BOSTON – Joel Embiid said after Game 1 that Philadelphia’s crowd is louder than Boston’s.
He may want to reconsider that thought after Thursday night.
TD Garden was NBA Finals-loud during Game 2. It was absolutely deafening during the second quarter, as the Celtics began storming back from a 22-point deficit that eventually turned into a 108-103 victory.
No one playing for either team – save for Al Hoford, who once played in a Game 7 at TD Garden during Boston’s title run back in 2008 – had ever played in a building that loud.
That includes Embiid, who calls the Wells Fargo Center home.
Brad Stevens called Thursday night a “special environment,” and he couldn’t have been any more accurate.
The sellout crowd of 18,624 fans fed off of Boston’s history-making run, as the C’s became just the third team in the last decade to complete a comeback of at least 22 points during the postseason. The 2008 Celtics and the 2018 Thunder are the only other teams to have accomplished the feat.
After trailing by 22 with less than seven minutes remaining in the first half, the Celtics finished the half on a 25-8 run to pull to within five, all the while blowing the lid off of the most famous building in Boston.

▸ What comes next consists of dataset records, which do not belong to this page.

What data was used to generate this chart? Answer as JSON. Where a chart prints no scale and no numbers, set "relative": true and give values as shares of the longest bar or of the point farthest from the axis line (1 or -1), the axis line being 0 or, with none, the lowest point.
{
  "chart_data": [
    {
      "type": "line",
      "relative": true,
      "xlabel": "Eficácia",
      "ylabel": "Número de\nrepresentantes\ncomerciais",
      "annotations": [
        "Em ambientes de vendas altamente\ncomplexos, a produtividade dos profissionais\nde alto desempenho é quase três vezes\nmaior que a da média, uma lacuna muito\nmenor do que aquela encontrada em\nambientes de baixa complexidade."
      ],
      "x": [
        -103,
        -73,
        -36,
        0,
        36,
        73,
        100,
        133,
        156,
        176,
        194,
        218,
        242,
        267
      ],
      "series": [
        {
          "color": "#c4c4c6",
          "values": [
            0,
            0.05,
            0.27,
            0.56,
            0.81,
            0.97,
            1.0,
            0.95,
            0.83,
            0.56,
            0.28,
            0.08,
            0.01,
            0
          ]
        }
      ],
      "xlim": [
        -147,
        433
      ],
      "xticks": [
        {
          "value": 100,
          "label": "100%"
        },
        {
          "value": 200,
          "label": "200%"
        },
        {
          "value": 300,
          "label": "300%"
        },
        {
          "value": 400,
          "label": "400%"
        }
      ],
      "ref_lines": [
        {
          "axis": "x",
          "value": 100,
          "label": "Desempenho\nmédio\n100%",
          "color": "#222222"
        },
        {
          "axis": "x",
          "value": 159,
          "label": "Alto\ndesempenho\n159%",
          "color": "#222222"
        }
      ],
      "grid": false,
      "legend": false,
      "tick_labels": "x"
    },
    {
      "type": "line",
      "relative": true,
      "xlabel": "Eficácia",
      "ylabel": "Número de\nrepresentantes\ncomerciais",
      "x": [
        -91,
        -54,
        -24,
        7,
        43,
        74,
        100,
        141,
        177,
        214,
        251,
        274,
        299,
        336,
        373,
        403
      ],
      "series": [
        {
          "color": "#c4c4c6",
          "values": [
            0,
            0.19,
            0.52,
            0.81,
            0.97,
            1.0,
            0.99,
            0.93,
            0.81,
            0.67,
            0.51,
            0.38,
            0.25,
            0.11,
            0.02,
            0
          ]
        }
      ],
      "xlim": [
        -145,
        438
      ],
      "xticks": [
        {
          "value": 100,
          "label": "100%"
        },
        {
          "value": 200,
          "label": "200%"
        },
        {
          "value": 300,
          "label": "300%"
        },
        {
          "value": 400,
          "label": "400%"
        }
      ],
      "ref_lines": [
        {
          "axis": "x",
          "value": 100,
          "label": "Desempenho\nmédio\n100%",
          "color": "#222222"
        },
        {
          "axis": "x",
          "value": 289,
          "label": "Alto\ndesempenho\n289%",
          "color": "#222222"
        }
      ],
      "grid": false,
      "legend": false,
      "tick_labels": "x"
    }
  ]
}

“That was a win that was largely attributed to the unbelievable effort of our players and the other 18,000 people in here,” Stevens said after the game. “It was one of those deals: we needed everybody engaged in the game, and it was a special environment.”
Terry Rozier, who continued to play at an absurdly high level by notching 20 points and a game-high (and turnover-free) nine assists, was asked how the Celtics made history Thursday night. The first factor to which he pointed? The people who surrounded him and his teammates.
“Our fans,” he immediately answered. “Our fans and us believing, us coming together even more in the huddle, and definitely our fans and the energy that they brought tonight.”
As the Celtics crept closer and closer during the latter moments of that second quarter, TD Garden grew louder and louder. And after that? Well, there was no denying an entire building filled with Celtic Pride.
“Once we got on that run,” said Rozier, “we never looked back.”
Now the Celtics have built a 2-0 series lead, the same lead they built during their first-round series against Milwaukee, which went to seven games. Boston will now head to Philadelphia looking to avoid a similar seven-game path.
Doing so will surely be a challenge. The 76ers are an incredibly talented team, and their fan base is starving for success. The crowd at Games 3 and 4 will surely be hostile and electric.
But will those crowds eclipse the decibel level that was heard Thursday night at TD Garden? That’s unlikely, but the final answer to that question is largely in the hands of the Celtics.
Boston failed to win a game on the road during the first round. It now has plans to change that trend and to take control of this series.
“We took care of business at home and that is the most important thing,” Rozier said. “Now we are looking to steal one on the road.”
If the Celtics do so, they will either have the opportunity to close out the series in Game 4, or they’ll head back to Boston with a 3-1 series lead.
And in the process, they’ll have silenced a Philadelphia crowd that Embiid dared to deem more raucous than Boston’s.